Deputados alegam que Lira age contra a origem cronológica de votação das MPs ao pautar o tema direto no plenário sem passar pelas comissões

Molon e Cabral, ambos do PSB

Molon e Cabral, ambos do PSB

Política

Os partidos de oposição ao governo Jair Bolsonaro entraram, nesta quarta-feira 19, com três ações no Supremo Tribunal Federal contra a tramitação na Câmara dos Deputados da Medida Provisória que prevê a privatização da Eletrobras.

De acordo com os deputados, o presidente da Casa, Arthur Lira (PP-AL), age contra a origem cronológica de votação das MPs ao pautar o tema direto no plenário sem passar pelas comissões.

Os parlamentares tiveram acesso ao texto do relator Elmar Nascimento (DEM-BA) às 16h de terça-feira 18. A votação está marcada para está quarta-feira 19.

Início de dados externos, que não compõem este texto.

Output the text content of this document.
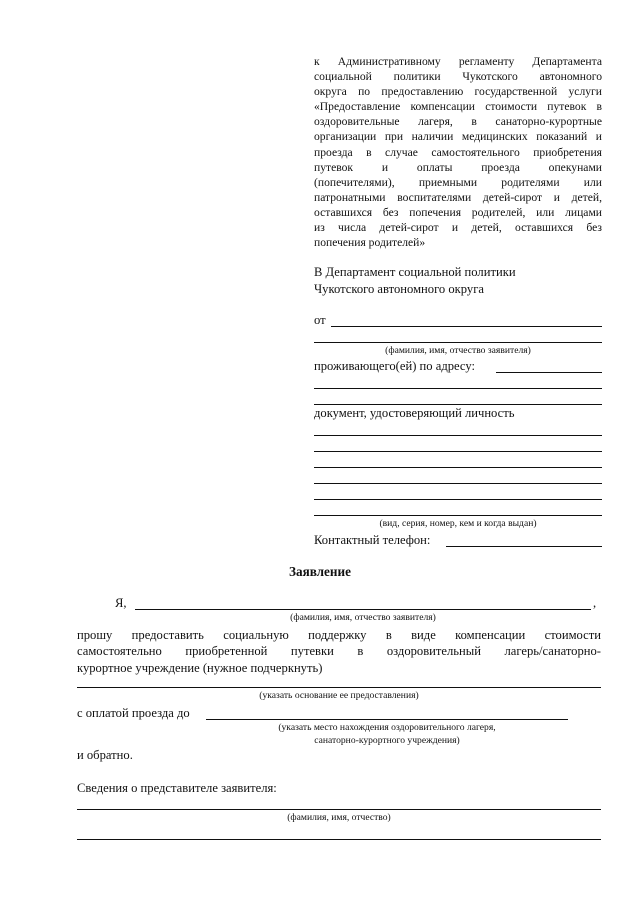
к Административному регламенту Департамента
социальной политики Чукотского автономного
округа по предоставлению государственной услуги
«Предоставление компенсации стоимости путевок в
оздоровительные лагеря, в санаторно-курортные
организации при наличии медицинских показаний и
проезда в случае самостоятельного приобретения
путевок и оплаты проезда опекунами
(попечителями), приемными родителями или
патронатными воспитателями детей-сирот и детей,
оставшихся без попечения родителей, или лицами
из числа детей-сирот и детей, оставшихся без
попечения родителей»
В Департамент социальной политики
Чукотского автономного округа
от
(фамилия, имя, отчество заявителя)
проживающего(ей) по адресу:
документ, удостоверяющий личность
(вид, серия, номер, кем и когда выдан)
Контактный телефон:
Заявление
Я,	,
(фамилия, имя, отчество заявителя)
прошу предоставить социальную поддержку в виде компенсации стоимости
самостоятельно приобретенной путевки в оздоровительный лагерь/санаторно-
курортное учреждение (нужное подчеркнуть)
(указать основание ее предоставления)
с оплатой проезда до
(указать место нахождения оздоровительного лагеря,
санаторно-курортного учреждения)
и обратно.
Сведения о представителе заявителя:
(фамилия, имя, отчество)
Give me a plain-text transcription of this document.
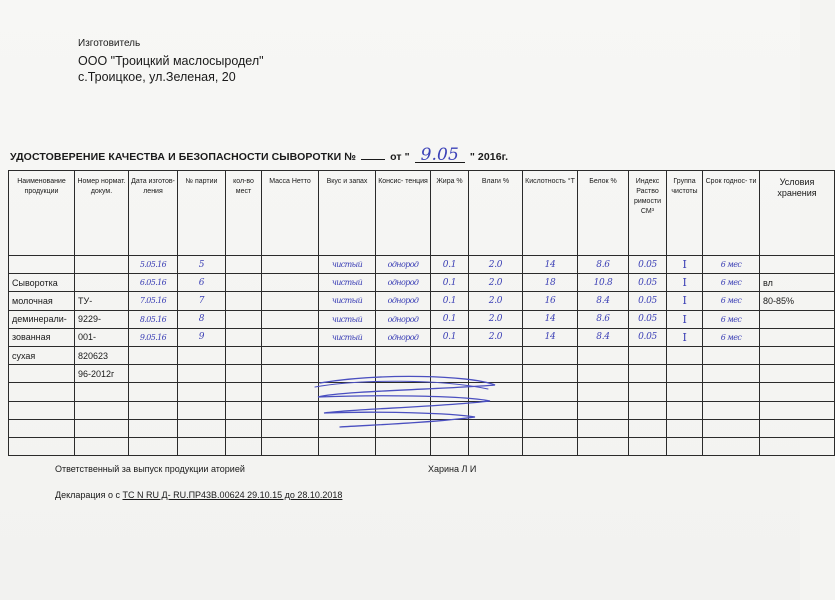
Изготовитель
ООО "Троицкий маслосыродел"
с.Троицкое, ул.Зеленая, 20
УДОСТОВЕРЕНИЕ КАЧЕСТВА И БЕЗОПАСНОСТИ СЫВОРОТКИ №	от " 9.05 " 2016г.
Наименование продукции	Номер нормат. докум.	Дата изготов- ления	№ партии	кол-во мест	Масса Нетто	Вкус и запах	Консис- тенция	Жира %	Влаги %	Кислотность °Т	Белок %	Индекс Раство римости СМ³	Группа чистоты	Срок годнос- ти	Условия хранения
		5.05.16	5			чистый	однород	0.1	2.0	14	8.6	0.05	I	6 мес	
Сыворотка		6.05.16	6			чистый	однород	0.1	2.0	18	10.8	0.05	I	6 мес	вл
молочная	ТУ-	7.05.16	7			чистый	однород	0.1	2.0	16	8.4	0.05	I	6 мес	80-85%
деминерали-	9229-	8.05.16	8			чистый	однород	0.1	2.0	14	8.6	0.05	I	6 мес	
зованная	001-	9.05.16	9			чистый	однород	0.1	2.0	14	8.4	0.05	I	6 мес	
сухая	820623														
	96-2012г														

Ответственный за выпуск продукции аторией	Харина Л И
Декларация о с ТС N RU Д- RU.ПР43В.00624 29.10.15 до 28.10.2018
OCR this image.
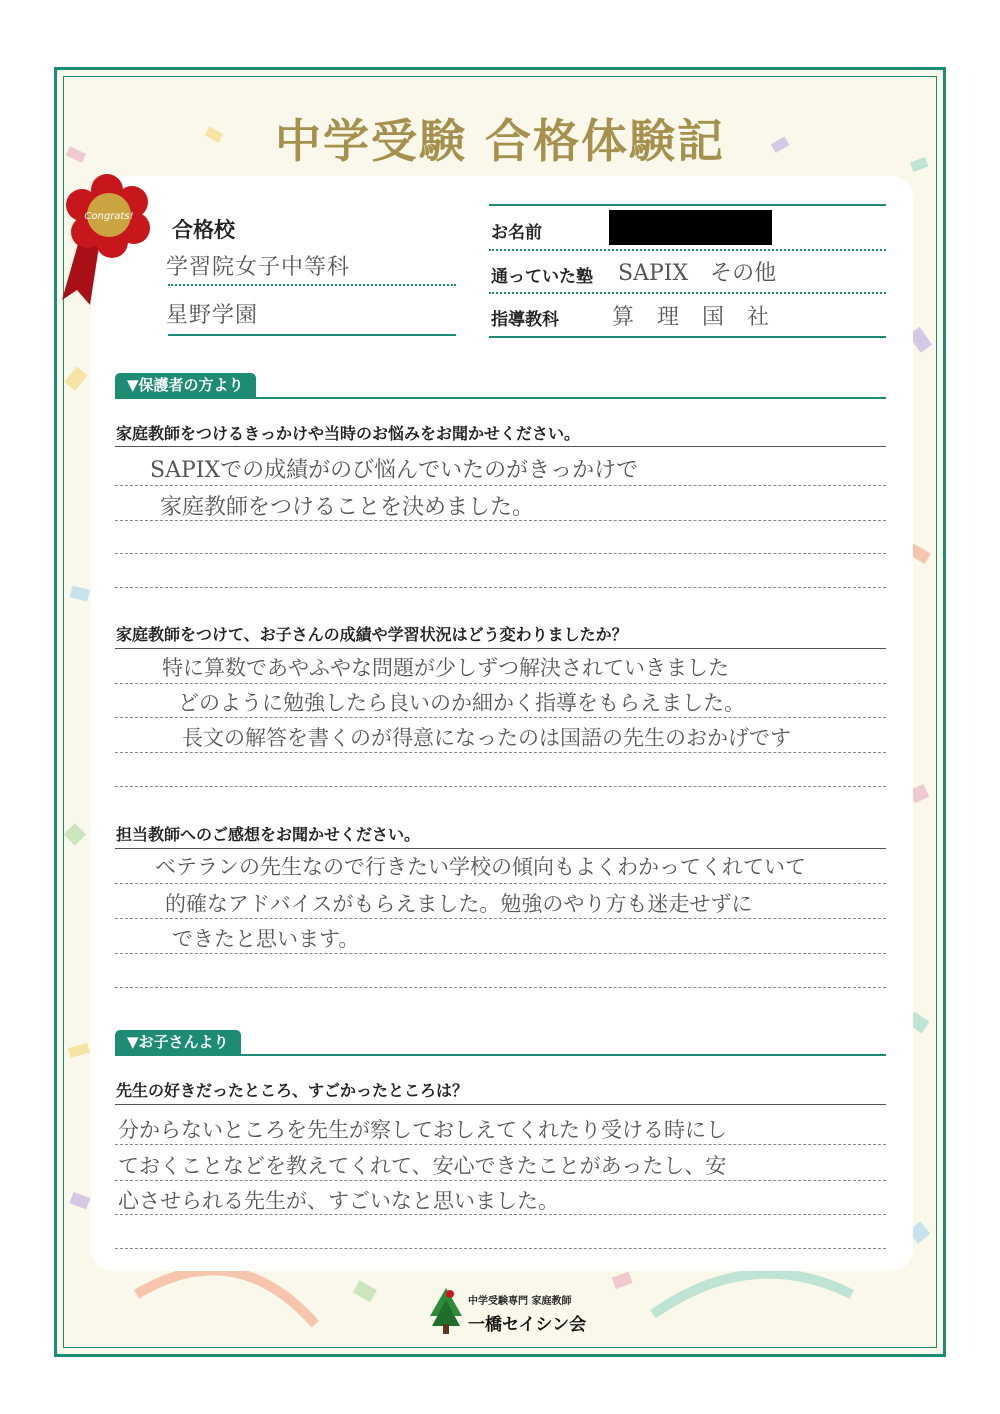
中学受験 合格体験記
Congrats!
合格校
学習院女子中等科
星野学園
お名前
通っていた塾 SAPIX　その他
指導教科 算 理 国 社
▼保護者の方より
家庭教師をつけるきっかけや当時のお悩みをお聞かせください。
SAPIXでの成績がのび悩んでいたのがきっかけで
家庭教師をつけることを決めました。
家庭教師をつけて、お子さんの成績や学習状況はどう変わりましたか？
特に算数であやふやな問題が少しずつ解決されていきました
どのように勉強したら良いのか細かく指導をもらえました。
長文の解答を書くのが得意になったのは国語の先生のおかげです
担当教師へのご感想をお聞かせください。
ベテランの先生なので行きたい学校の傾向もよくわかってくれていて
的確なアドバイスがもらえました。勉強のやり方も迷走せずに
できたと思います。
▼お子さんより
先生の好きだったところ、すごかったところは？
分からないところを先生が察しておしえてくれたり受ける時にし
ておくことなどを教えてくれて、安心できたことがあったし、安
心させられる先生が、すごいなと思いました。
中学受験専門 家庭教師
一橋セイシン会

Para Danilo Cabral, líder do PSB na Câmara, a atitude de Lira é uma nova versão do “passar a boiada” do governo federal. O deputado afirma que a mudança no regimento interno da Câmara tem dificultado o trabalho da oposição.

Ele se refere ao projeto aprovado que diminui a possibilidade de obstrução nas sessões e aumenta o tempo de debate de mérito das propostas na fase de discussão em Plenário.

Em uma das ações, a oposição argumenta que “é inconstitucional a apreciação diretamente pelo Plenário das casas Legislativas sem que, antes, se manifeste a Comissão Mista Prevista”.

“No processo legislativo, para se preservar a consistência decisória, deve-se ainda exigir que haja deliberação suficiente sobre os projetos submetidos à apreciação parlamentar. A democracia envolve, além da decisão majoritária, também a possibilidade efetiva de se deliberar publicamente sobre as questões a serem decididas”, afirmam os parlamentares.

 

 

Cabral disse que a decisão do ministro Alexandre de Moraes, do STF, que permitiu a votação de MPs sem passar por comissões mistas, por causa da pandemia, não deve mais ter validade.

“O estado de emergência acabou desde o ano passado. Nós temos CPI funcionado presencialmente no Senado, por exemplo. Como se admite uma privatização de uma empresa como a Eletrobras, com um relatório que foi entregue ontem?”, questiona o deputado.

“No governo Temer, fizemos um trabalho de obstrução e agora não temos mais esses prerrogativas. Estamos colocando umas propostas de destaques. A nossa lógica é não deixar de apresentar uma contra-proposta, que preserva a Eletrobras como estatal e não aumenta tarifa para o consumidor”, revela.

O deputado acusa o relator de manter “jabutis” – emendas sem ligação direta com o tema – de interesse do setor privado. “Não temos nenhum estudo com o que de fato vai acontecer, tanto na vida do cidadão do que na economia”, diz.

Leia uma das ações protocoladas no STF.

 

Consórcio Nordeste

Governadores do Consórcio Nordeste manifestaram-se contra a privatização da empresa. Em nota divulgada nesta quarta, eles afirmam que “o desenvolvimento do país e o bolso do consumidor serão diretamente afetados. Há várias questões envolvidas neste projeto que precisam ser evitadas”.

“Cabe observar ainda que, se concretizada, tal medida promoverá, na prática, efetiva entrega da gestão dos principais rios e reservatórios ao controle privado. Isso gerará insegurança energética, com real ameaça de déficit no fornecimento de energia, e perda de potência dos projetos de desenvolvimento regional, principalmente do Norte de
Nordeste do país, sabidamente regiões com menores índices de desenvolvimento humano e alto potencial de geração de energia”, escreveram.